Queria a doçura envelhecida da sua alma suavizando a minha vida barulhenta, corrida e confusa agora. O mundo não é para nós, vô, almas que gostam da calmaria. Eu não queria o som dos gritos desesperadores, dos prazos, das obrigações. Queria o som do arrastar dos seus chinelos. As dores que sentia nas costas, pelo cansaço de uma vida sofrida, são infinitas vezes mais nobres que as minhas, por horas sentada estudando, lendo, aprendendo. Absorvendo tudo sem saber de nada, enquanto você nada precisava absorver, mas sabia de tudo. 

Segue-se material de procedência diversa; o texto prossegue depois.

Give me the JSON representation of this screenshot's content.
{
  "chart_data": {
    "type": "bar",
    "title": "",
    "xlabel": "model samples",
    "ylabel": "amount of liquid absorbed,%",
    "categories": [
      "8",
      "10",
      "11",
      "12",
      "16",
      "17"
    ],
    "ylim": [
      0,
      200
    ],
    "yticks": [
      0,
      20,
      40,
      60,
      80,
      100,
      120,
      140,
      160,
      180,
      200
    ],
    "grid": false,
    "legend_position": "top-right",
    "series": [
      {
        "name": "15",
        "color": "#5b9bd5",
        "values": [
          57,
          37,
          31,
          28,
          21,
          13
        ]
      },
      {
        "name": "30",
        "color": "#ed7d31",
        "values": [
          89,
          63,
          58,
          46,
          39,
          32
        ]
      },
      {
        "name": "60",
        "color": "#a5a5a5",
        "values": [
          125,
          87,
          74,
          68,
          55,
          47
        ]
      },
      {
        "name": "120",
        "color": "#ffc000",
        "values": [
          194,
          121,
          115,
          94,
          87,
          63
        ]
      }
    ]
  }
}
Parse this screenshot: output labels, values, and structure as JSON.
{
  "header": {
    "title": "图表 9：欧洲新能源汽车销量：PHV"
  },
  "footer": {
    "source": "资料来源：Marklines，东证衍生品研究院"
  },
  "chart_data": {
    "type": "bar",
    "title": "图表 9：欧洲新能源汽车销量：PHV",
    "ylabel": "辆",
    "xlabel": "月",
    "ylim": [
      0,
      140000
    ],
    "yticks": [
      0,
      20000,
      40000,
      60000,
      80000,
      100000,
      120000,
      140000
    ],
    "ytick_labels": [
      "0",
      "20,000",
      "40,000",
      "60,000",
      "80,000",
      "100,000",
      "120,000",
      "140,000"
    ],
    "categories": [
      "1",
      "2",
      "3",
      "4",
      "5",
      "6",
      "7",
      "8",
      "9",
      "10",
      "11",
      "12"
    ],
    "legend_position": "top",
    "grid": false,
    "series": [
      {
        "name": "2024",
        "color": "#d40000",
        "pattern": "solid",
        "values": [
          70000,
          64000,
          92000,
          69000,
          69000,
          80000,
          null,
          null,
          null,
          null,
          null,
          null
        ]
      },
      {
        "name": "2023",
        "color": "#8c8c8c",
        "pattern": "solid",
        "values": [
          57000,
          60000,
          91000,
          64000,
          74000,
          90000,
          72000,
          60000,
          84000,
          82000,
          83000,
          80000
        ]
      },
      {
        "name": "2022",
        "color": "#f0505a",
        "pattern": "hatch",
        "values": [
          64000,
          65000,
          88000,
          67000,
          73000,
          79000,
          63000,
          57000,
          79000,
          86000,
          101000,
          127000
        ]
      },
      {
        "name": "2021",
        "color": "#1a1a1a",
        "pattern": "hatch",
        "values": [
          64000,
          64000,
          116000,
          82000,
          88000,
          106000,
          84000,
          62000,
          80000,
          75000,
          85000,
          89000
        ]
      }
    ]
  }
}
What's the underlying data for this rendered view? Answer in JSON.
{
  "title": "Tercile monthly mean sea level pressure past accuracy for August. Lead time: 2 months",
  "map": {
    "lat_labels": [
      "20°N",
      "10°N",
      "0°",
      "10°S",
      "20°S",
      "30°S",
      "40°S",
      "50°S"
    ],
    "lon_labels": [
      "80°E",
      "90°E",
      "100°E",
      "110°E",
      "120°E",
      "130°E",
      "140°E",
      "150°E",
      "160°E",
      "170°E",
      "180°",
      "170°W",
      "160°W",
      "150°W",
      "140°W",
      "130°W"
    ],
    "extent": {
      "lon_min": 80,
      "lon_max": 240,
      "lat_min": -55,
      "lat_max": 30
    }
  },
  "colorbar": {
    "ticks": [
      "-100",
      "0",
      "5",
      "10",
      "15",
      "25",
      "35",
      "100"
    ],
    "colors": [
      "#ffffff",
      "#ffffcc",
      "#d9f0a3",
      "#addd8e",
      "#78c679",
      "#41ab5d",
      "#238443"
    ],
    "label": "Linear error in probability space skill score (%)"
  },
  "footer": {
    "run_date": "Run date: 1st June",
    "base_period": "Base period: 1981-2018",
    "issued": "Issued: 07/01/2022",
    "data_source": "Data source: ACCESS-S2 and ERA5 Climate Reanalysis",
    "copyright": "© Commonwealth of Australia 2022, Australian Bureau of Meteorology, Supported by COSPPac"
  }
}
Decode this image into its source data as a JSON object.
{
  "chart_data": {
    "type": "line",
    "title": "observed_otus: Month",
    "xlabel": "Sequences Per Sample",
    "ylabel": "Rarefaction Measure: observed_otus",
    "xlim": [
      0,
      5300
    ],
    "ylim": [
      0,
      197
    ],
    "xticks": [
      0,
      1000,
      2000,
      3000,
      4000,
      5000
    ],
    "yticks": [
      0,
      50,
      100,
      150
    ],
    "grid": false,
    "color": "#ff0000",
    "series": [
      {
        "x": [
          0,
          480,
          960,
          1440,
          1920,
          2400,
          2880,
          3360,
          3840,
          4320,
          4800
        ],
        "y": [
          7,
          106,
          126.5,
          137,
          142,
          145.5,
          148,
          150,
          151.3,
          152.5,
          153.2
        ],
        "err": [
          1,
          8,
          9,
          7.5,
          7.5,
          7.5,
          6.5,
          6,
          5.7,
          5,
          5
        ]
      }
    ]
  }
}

Eu contaria sobre tudo, absolutamente. Você entenderia mesmo sem a capacidade de entender que nem eu mesma possuo. Compreenderia por exemplo, a necessidade que tenho das pessoas, e a necessidade de querer não necessitá-las. É tanta bobagezinha vô, tanta coisinha sem importância dentro de mim, que não há quem nessa face da Terra as tenha como relevante, mas que você, seu Zé, daria importância extrema. Sei que entenderia que o acúmulo das coisas bestiais, torna-se um peso amargo de quem não consegue chorar por nada. Pois vô, me disseram uma vez, “é você quem dá o play”, e nem sei se em vida, você soube o significado de tal palavra, mas só sei que não é verdade. Como eu queria o controle, mas o senhor veria também em mim, por baixo da serenidade, o descontrole. Não dou nenhum play. Nem no que sinto, nem no que quero, nem no que sou. Só sei disfarçar, só sei dar nós. 

Todos os meus nozinhos adquiridos, seriam desatados quando você novamente dissesse: “fia, come um docinho de banana.” Eu, com gosto e sem resistência, comeria. Os dedos sujando de açúcar, o açúcar limpando a alma por dentro. A alma pateticamente complicada. A alma, que vire e mexe lembra-se do avô, dos chinelos, do cantarolar pelas ruas “quando eu morrer, não quero choro nem vela, quero uma fita amarela, gravada com o nome dela”. A alma silenciosa, que pensa e repensa sobre tudo que se passa, sobre tudo o que se quer, sobre tudo o que é, e dos fios enrolados do pensamento, só chega a uma conclusão: como eu queria meu vô aqui. 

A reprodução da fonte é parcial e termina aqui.